織田勢の猛攻に、ついに音を上げた城方からは何度も和睦の使者が送られてきていた。
「城介様が降伏は認められぬと仰せで」
信長の意向と思われたが、これで、敵兵が死にもの狂いで襲い掛かかってくる理由がわかった。降伏を拒絶された敵は、命を捨てて戦うしかない。
(度々検使が現れている以上、上様の命には背けまい)
味方の損害も覚悟の上なのだから、如何ともしがたい。
一益は城門を開け、西の丸から攻め入る荒木村重の兵を城内に入れる。
「火矢と飛火炬で射掛け、天守に火をかけよ」
味方の兵が次々に抜け穴を通って東の丸に姿を現し、天守に向かって火を放つ。折からの強風で火は瞬く間に広がった。天守は真っ赤に燃え上がり、播磨の空を赤々と染めた。
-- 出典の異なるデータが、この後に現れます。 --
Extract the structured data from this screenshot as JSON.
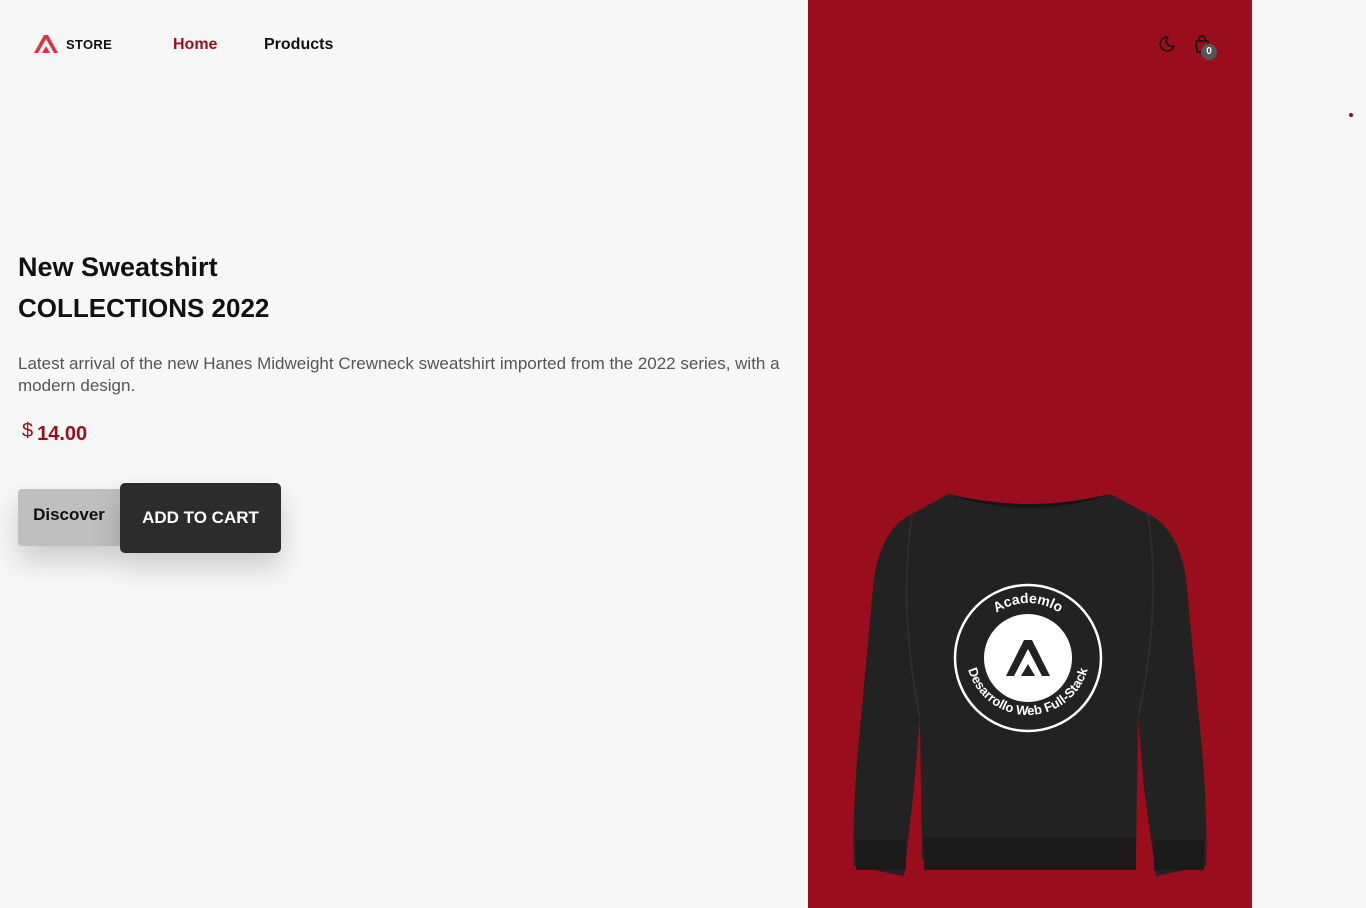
{
  "header": {
    "logo_text": "STORE",
    "nav": {
      "home": "Home",
      "products": "Products"
    },
    "cart_count": "0",
    "icons": {
      "theme_toggle": "moon-icon",
      "cart": "shopping-bag-icon"
    }
  },
  "hero": {
    "title_line1": "New Sweatshirt",
    "title_line2": "COLLECTIONS 2022",
    "description": "Latest arrival of the new Hanes Midweight Crewneck sweatshirt imported from the 2022 series, with a modern design.",
    "price_symbol": "$",
    "price": "14.00",
    "discover_label": "Discover",
    "add_to_cart_label": "ADD TO CART"
  },
  "product_image": {
    "print_top": "Academlo",
    "print_bottom": "Desarrollo Web Full-Stack"
  },
  "colors": {
    "brand": "#990d1c",
    "background": "#f7f7f7",
    "dark": "#2c2c2c"
  }
}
こうして神吉城は落城した。一益は信忠本隊とともに三木城の支城、志方城を攻撃していた北畠三介に合流した。そこで毛利に捕らわれていた山中鹿介の死を知らされる。
最後の最後まで脱出の機会をうかがっていた山中鹿介は毛利輝元の陣に連れていかれる途中、刺客により命を奪われた。
(これで、更に播磨統治は難しくなった)
播磨、そして戦略的重要拠点である上月城に精通していた山中鹿介を失ったことは織田家にとっては大きな痛手になる。
八月に入り、志方城内では疫病が蔓延。城主が降伏を申し入れてきた。こうして損害を出しつつも志方城を掌中に収めた。戦後処理を終え、攻略した城を羽柴秀吉に任せて、信忠本隊は京へ引き上げ、一益は明智光秀とともに丹波攻めに戻ることになった。